In an open letter, James Hansen, formerly of NASA, Ken Caldeira of the Carnegie Institution, Kerry Emanuel of the Massachusetts Institute of Technology and Tom Wigley from the University of Adelaide say that the combined contributions of renewable sources will not be enough to meet energy demand while decarbonising the global economy in the coming decades.
“Those energy sources cannot scale up fast enough”, they say.
“With the planet warming and carbon dioxide emissions rising faster than ever, we cannot afford to turn away from any technology.”
Their letter argues, “The time has come for those who take the threat of global warming seriously to embrace the development and deployment of safer nuclear power systems.”

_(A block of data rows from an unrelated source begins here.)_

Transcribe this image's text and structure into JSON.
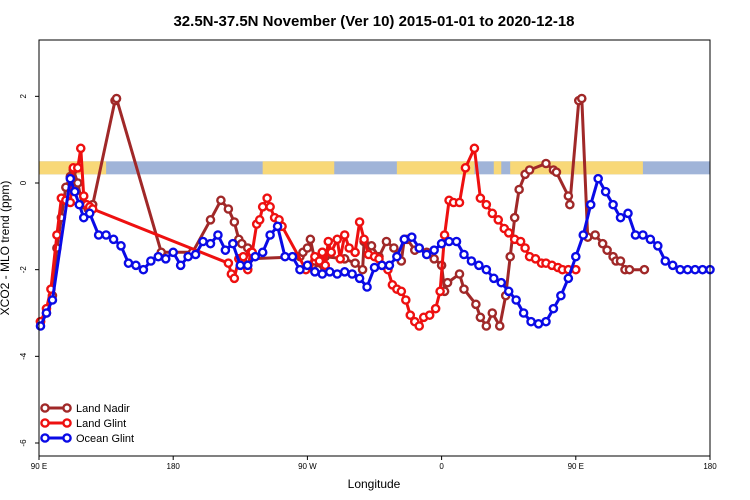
{
  "chart_data": {
    "type": "line",
    "title": "32.5N-37.5N November (Ver 10)   2015-01-01 to 2020-12-18",
    "xlabel": "Longitude",
    "ylabel": "XCO2 - MLO trend (ppm)",
    "x_ticks": [
      {
        "value": 90,
        "label": "90 E"
      },
      {
        "value": 180,
        "label": "180"
      },
      {
        "value": 270,
        "label": "90 W"
      },
      {
        "value": 360,
        "label": "0"
      },
      {
        "value": 450,
        "label": "90 E"
      },
      {
        "value": 540,
        "label": "180"
      }
    ],
    "y_ticks": [
      2,
      0,
      -2,
      -4,
      -6
    ],
    "xlim": [
      90,
      540
    ],
    "ylim": [
      -6.3,
      3.3
    ],
    "land_ocean_band": {
      "y_range": [
        0.2,
        0.5
      ],
      "ocean_color": "#a0b4d8",
      "land_color": "#f8d878",
      "land_intervals": [
        [
          90,
          135
        ],
        [
          240,
          288
        ],
        [
          330,
          382
        ],
        [
          395,
          400
        ],
        [
          406,
          450
        ],
        [
          450,
          495
        ]
      ]
    },
    "legend": {
      "position": "bottom-left"
    },
    "series": [
      {
        "name": "Land Nadir",
        "color": "#a02828",
        "x": [
          91,
          95,
          99,
          102,
          105,
          108,
          111,
          113,
          116,
          119,
          123,
          126,
          141,
          142,
          172,
          193,
          205,
          212,
          217,
          221,
          224,
          226,
          230,
          231,
          265,
          267,
          270,
          272,
          275,
          277,
          280,
          282,
          295,
          302,
          307,
          308,
          313,
          318,
          323,
          328,
          333,
          335,
          337,
          342,
          345,
          350,
          355,
          360,
          362,
          364,
          372,
          375,
          383,
          386,
          390,
          394,
          399,
          403,
          406,
          409,
          412,
          416,
          419,
          430,
          435,
          437,
          445,
          446,
          452,
          454,
          458,
          463,
          468,
          471,
          475,
          477,
          480,
          483,
          486,
          496
        ],
        "y": [
          -3.2,
          -3.0,
          -2.6,
          -1.5,
          -0.8,
          -0.1,
          0.15,
          0.3,
          0.0,
          -0.5,
          -0.6,
          -0.5,
          1.9,
          1.95,
          -1.6,
          -1.6,
          -0.85,
          -0.4,
          -0.6,
          -0.9,
          -1.3,
          -1.4,
          -1.5,
          -1.75,
          -1.7,
          -1.6,
          -1.5,
          -1.3,
          -1.8,
          -2.0,
          -1.6,
          -1.7,
          -1.75,
          -1.85,
          -2.0,
          -1.35,
          -1.45,
          -1.7,
          -1.35,
          -1.5,
          -1.8,
          -1.3,
          -1.3,
          -1.55,
          -1.5,
          -1.6,
          -1.75,
          -1.9,
          -2.5,
          -2.3,
          -2.1,
          -2.45,
          -2.8,
          -3.1,
          -3.3,
          -3.0,
          -3.3,
          -2.6,
          -1.7,
          -0.8,
          -0.15,
          0.2,
          0.3,
          0.45,
          0.3,
          0.25,
          -0.3,
          -0.5,
          1.9,
          1.95,
          -1.25,
          -1.2,
          -1.4,
          -1.55,
          -1.7,
          -1.8,
          -1.8,
          -2.0,
          -2.0,
          -2.0
        ]
      },
      {
        "name": "Land Glint",
        "color": "#ee1010",
        "x": [
          91,
          95,
          98,
          102,
          105,
          108,
          111,
          113,
          116,
          118,
          120,
          122,
          124,
          126,
          217,
          219,
          221,
          224,
          227,
          230,
          232,
          233,
          236,
          238,
          240,
          243,
          245,
          248,
          251,
          253,
          269,
          271,
          275,
          278,
          280,
          282,
          284,
          286,
          290,
          292,
          295,
          298,
          302,
          305,
          308,
          311,
          315,
          318,
          320,
          324,
          327,
          330,
          333,
          336,
          339,
          342,
          345,
          348,
          352,
          356,
          359,
          362,
          365,
          368,
          372,
          376,
          382,
          386,
          390,
          394,
          398,
          402,
          405,
          409,
          413,
          416,
          419,
          423,
          427,
          430,
          434,
          438,
          441,
          445,
          450
        ],
        "y": [
          -3.2,
          -2.9,
          -2.45,
          -1.2,
          -0.35,
          -0.4,
          -0.45,
          0.35,
          0.35,
          0.8,
          -0.3,
          -0.5,
          -0.55,
          -0.6,
          -1.85,
          -2.1,
          -2.2,
          -1.75,
          -1.7,
          -2.0,
          -1.6,
          -1.6,
          -0.95,
          -0.85,
          -0.55,
          -0.35,
          -0.55,
          -0.8,
          -0.85,
          -1.0,
          -2.0,
          -1.9,
          -1.7,
          -1.8,
          -1.6,
          -1.9,
          -1.35,
          -1.6,
          -1.3,
          -1.75,
          -1.2,
          -1.5,
          -1.6,
          -0.9,
          -1.3,
          -1.65,
          -1.7,
          -1.75,
          -1.9,
          -2.0,
          -2.35,
          -2.45,
          -2.5,
          -2.7,
          -3.05,
          -3.2,
          -3.3,
          -3.1,
          -3.05,
          -2.9,
          -2.5,
          -1.2,
          -0.4,
          -0.45,
          -0.45,
          0.35,
          0.8,
          -0.35,
          -0.5,
          -0.7,
          -0.85,
          -1.05,
          -1.15,
          -1.3,
          -1.35,
          -1.5,
          -1.7,
          -1.75,
          -1.85,
          -1.85,
          -1.9,
          -1.95,
          -2.0,
          -2.0,
          -2.0
        ]
      },
      {
        "name": "Ocean Glint",
        "color": "#0a0ae6",
        "x": [
          91,
          95,
          99,
          111,
          114,
          117,
          120,
          124,
          130,
          135,
          140,
          145,
          150,
          155,
          160,
          165,
          170,
          175,
          180,
          185,
          190,
          195,
          200,
          205,
          210,
          215,
          220,
          225,
          230,
          235,
          240,
          245,
          250,
          255,
          260,
          265,
          270,
          275,
          280,
          285,
          290,
          295,
          300,
          305,
          310,
          315,
          320,
          325,
          330,
          335,
          340,
          345,
          350,
          355,
          360,
          365,
          370,
          375,
          380,
          385,
          390,
          395,
          400,
          405,
          410,
          415,
          420,
          425,
          430,
          435,
          440,
          445,
          450,
          455,
          460,
          465,
          470,
          475,
          480,
          485,
          490,
          495,
          500,
          505,
          510,
          515,
          520,
          525,
          530,
          535,
          540
        ],
        "y": [
          -3.3,
          -3.0,
          -2.7,
          0.1,
          -0.2,
          -0.5,
          -0.8,
          -0.7,
          -1.2,
          -1.2,
          -1.3,
          -1.45,
          -1.85,
          -1.9,
          -2.0,
          -1.8,
          -1.7,
          -1.75,
          -1.6,
          -1.9,
          -1.7,
          -1.65,
          -1.35,
          -1.4,
          -1.2,
          -1.55,
          -1.4,
          -1.9,
          -1.9,
          -1.7,
          -1.6,
          -1.2,
          -1.0,
          -1.7,
          -1.7,
          -2.0,
          -1.9,
          -2.05,
          -2.1,
          -2.05,
          -2.1,
          -2.05,
          -2.1,
          -2.2,
          -2.4,
          -1.95,
          -1.9,
          -1.9,
          -1.7,
          -1.3,
          -1.25,
          -1.5,
          -1.65,
          -1.55,
          -1.4,
          -1.35,
          -1.35,
          -1.65,
          -1.8,
          -1.9,
          -2.0,
          -2.2,
          -2.3,
          -2.5,
          -2.7,
          -3.0,
          -3.2,
          -3.25,
          -3.2,
          -2.9,
          -2.6,
          -2.2,
          -1.7,
          -1.2,
          -0.5,
          0.1,
          -0.2,
          -0.5,
          -0.8,
          -0.7,
          -1.2,
          -1.2,
          -1.3,
          -1.45,
          -1.8,
          -1.9,
          -2.0,
          -2.0,
          -2.0,
          -2.0,
          -2.0
        ]
      }
    ]
  }
}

The scientists say they recognise that there are risks to nuclear power, but say they are of far smaller magnitude than the risk posed by extreme climate change.
However, Dr Daniel Kammen, co-director of the Berkeley Institute of the Environment at the University of California, has warned that there are still a number of difficulties that nuclear power must answer before it can be deemed as a solution.
“Today, nuclear power plants can cost as much as $10 billion for a 1500 megawatt (MW) plant and take a decade to construct. Neither needs to be the case, but at present both are part of the data of plants that are and have been built”, he told Climate News Network.
“The climate crisis demands significant low-carbon deployment today, and it is not clear if nuclear can meet that immediate challenge.”
In October, the British government announced the construction of the country’s first new nuclear power station in 25 years. The plant, based at Hinkley Point in Somerset, will be operational from 2023.
It is claimed that the plant will “reduce UK’s emissions by 9m tonnes of CO2 per year”.